ContProto

This repository contains the code for the ACL 2023 paper "Improving Self-training for Cross-lingual Named Entity Recognition with Contrastive and Prototype Learning" alt text

Requirements

  • torch>=1.6
  • pytorch-lightning>=0.9.0
  • tokenizers
  • transformers

To install the dependencies, run:

pip install -r requirements.txt

Our experiments are run on a single Nvidia V100 32GB GPU.

Data Format

Before running the experiments, you will need to convert the NER dataset from CoNLL format to span-based format by running the following scripts:

cd data
bash data_preprocess.sh

We have provided the processed German dataset from CoNLL as an example in data/conll03_de.
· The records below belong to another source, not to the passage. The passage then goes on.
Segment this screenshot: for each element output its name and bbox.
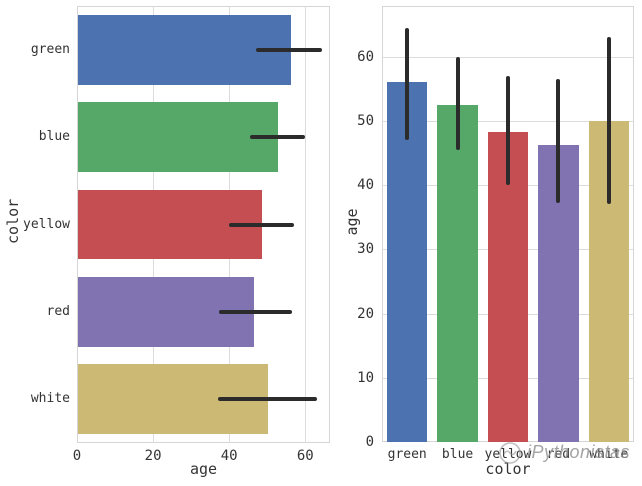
watermark-text: iPythonistas <box>527 441 631 462</box>
x-tick-label: 40 <box>220 448 238 464</box>
x-tick-label: blue <box>441 447 474 462</box>
y-tick-label: 30 <box>357 241 374 258</box>
y-tick-label: 50 <box>357 112 374 129</box>
watermark-logo-icon <box>499 442 521 464</box>
x-tick-label: 20 <box>144 448 162 464</box>
bar-green <box>78 14 292 85</box>
y-tick-label: white <box>30 391 70 407</box>
y-tick-label: blue <box>38 129 70 145</box>
error-bar-yellow <box>229 222 294 227</box>
bar-green <box>387 82 428 442</box>
error-bar-green <box>255 47 323 52</box>
y-tick-label: 60 <box>357 48 374 65</box>
error-bar-red <box>218 309 292 314</box>
bar-blue <box>78 102 278 173</box>
x-tick-label: green <box>387 447 427 462</box>
bar-blue <box>437 104 478 442</box>
y-tick-label: 40 <box>357 177 374 194</box>
error-bar-blue <box>455 56 460 150</box>
error-bar-blue <box>250 135 306 140</box>
y-tick-label: 10 <box>357 369 374 386</box>
gridline <box>382 56 634 58</box>
x-tick-label: 60 <box>296 448 314 464</box>
error-bar-green <box>405 27 410 141</box>
y-tick-label: yellow <box>23 216 70 232</box>
gridline <box>305 6 307 443</box>
watermark: iPythonistas <box>498 439 630 465</box>
y-tick-label: 20 <box>357 305 374 322</box>
x-tick-label: red <box>546 447 571 462</box>
right-chart-xlabel: color <box>485 460 531 478</box>
y-tick-label: 0 <box>365 434 374 450</box>
error-bar-white <box>217 397 317 402</box>
error-bar-yellow <box>506 75 510 186</box>
y-tick-label: red <box>46 303 70 319</box>
x-tick-label: 0 <box>72 448 82 464</box>
error-bar-white <box>606 37 611 205</box>
x-tick-label: white <box>589 447 629 462</box>
error-bar-red <box>556 79 561 204</box>
y-tick-label: green <box>30 41 70 57</box>
left-chart-xlabel: age <box>189 460 218 478</box>
right-chart-ylabel: age <box>343 208 361 236</box>
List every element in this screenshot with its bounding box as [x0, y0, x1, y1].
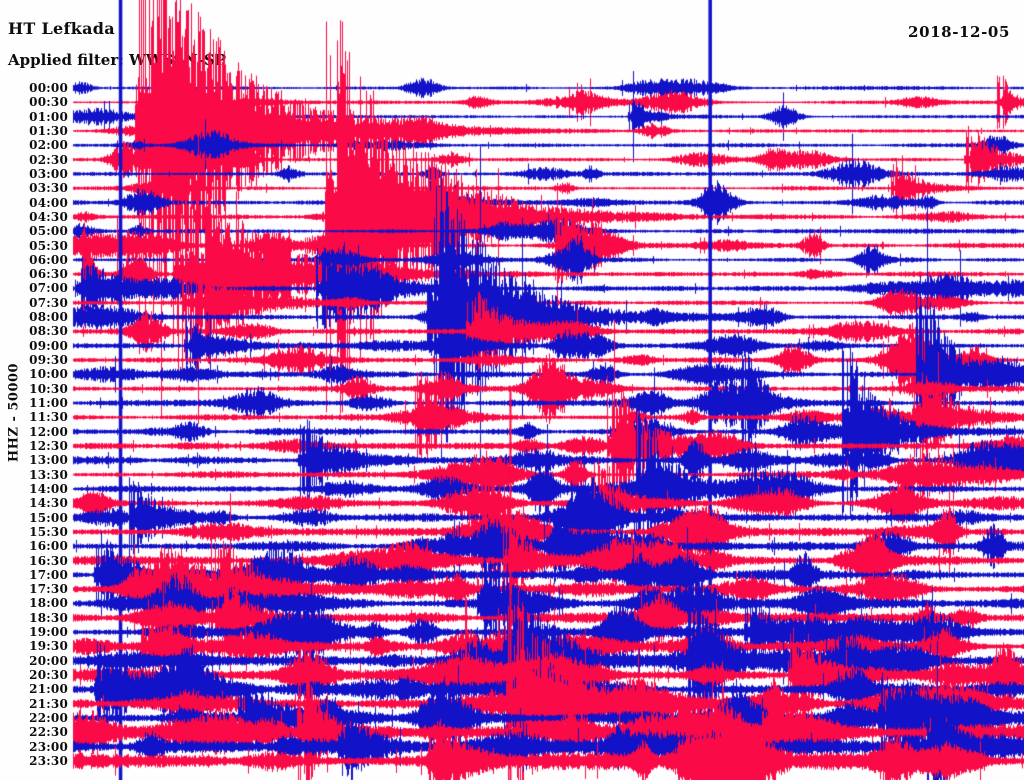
seismogram-traces-canvas	[0, 0, 1024, 780]
helicorder-page: HT Lefkada Applied filter: WWSSN-SP 2018…	[0, 0, 1024, 780]
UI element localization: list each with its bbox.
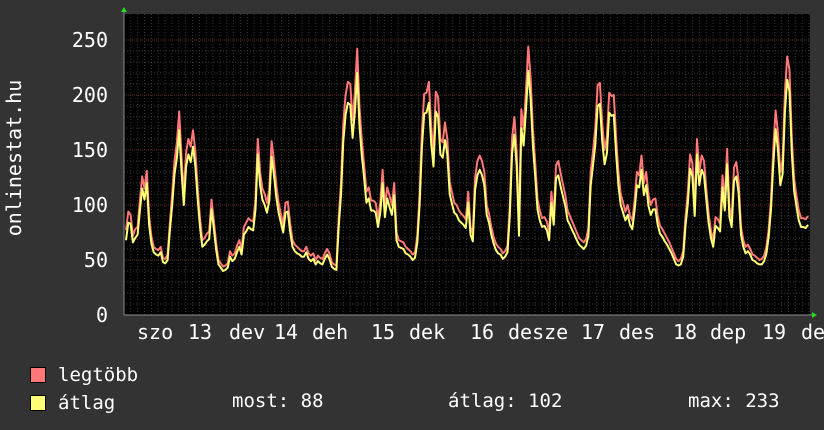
x-tick-label: 13 <box>188 320 212 344</box>
x-tick-label: 18 <box>673 320 697 344</box>
legend-label-avg: átlag <box>58 392 116 414</box>
x-tick-label: des <box>619 320 655 344</box>
y-tick-label: 0 <box>96 303 108 327</box>
series-line-avg <box>125 69 809 272</box>
y-axis-label-wrap: onlinestat.hu <box>2 58 26 258</box>
stat-atlag: átlag: 102 <box>448 390 563 412</box>
x-tick-label: dep <box>710 320 746 344</box>
x-tick-label: 19 <box>762 320 786 344</box>
legend-swatch-avg <box>30 395 46 411</box>
y-tick-label: 250 <box>72 28 108 52</box>
y-axis-label: onlinestat.hu <box>2 79 26 237</box>
stat-max: max: 233 <box>688 390 780 412</box>
x-tick-label: de <box>801 320 824 344</box>
x-tick-label: 16 <box>470 320 494 344</box>
x-tick-label: desze <box>508 320 568 344</box>
stat-most: most: 88 <box>232 390 324 412</box>
x-tick-label: 15 <box>371 320 395 344</box>
legend-item-max: legtöbb <box>30 362 138 388</box>
y-tick-label: 100 <box>72 193 108 217</box>
x-tick-label: szo <box>137 320 173 344</box>
y-tick-label: 150 <box>72 138 108 162</box>
x-tick-label: deh <box>312 320 348 344</box>
x-tick-label: dek <box>409 320 445 344</box>
x-axis-arrow <box>812 312 817 318</box>
legend-label-max: legtöbb <box>58 364 139 386</box>
y-tick-label: 200 <box>72 83 108 107</box>
legend-item-avg: átlag <box>30 390 115 416</box>
y-tick-label: 50 <box>84 248 108 272</box>
x-tick-label: 14 <box>274 320 298 344</box>
y-axis-arrow <box>121 7 127 12</box>
x-tick-label: dev <box>229 320 265 344</box>
x-tick-label: 17 <box>581 320 605 344</box>
legend-swatch-max <box>30 367 46 383</box>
Generating Pseudo-labeled Data

To generate the pseudo-labeled data, run the following script:

bash run_generate_pseudo.sh de conll03

For example, the generated German pseudo labels will be stored in train_logs/conll03/genpseudo_de_0/.

Training

To start training of ContProto, run the following script:

bash run_contpro_auto-margin.sh de conll03

Citation

If you find this repository useful, please cite our paper:

@inproceedings{zhou-etal-2023-improving,
    title = "Improving Self-training for Cross-lingual Named Entity Recognition with Contrastive and Prototype Learning",
    author = "Zhou, Ran  and
      Li, Xin  and
      Bing, Lidong  and
      Cambria, Erik  and
      Miao, Chunyan",
    booktitle = "Proceedings of the 61st Annual Meeting of the Association for Computational Linguistics (Volume 1: Long Papers)",
    year = "2023",
}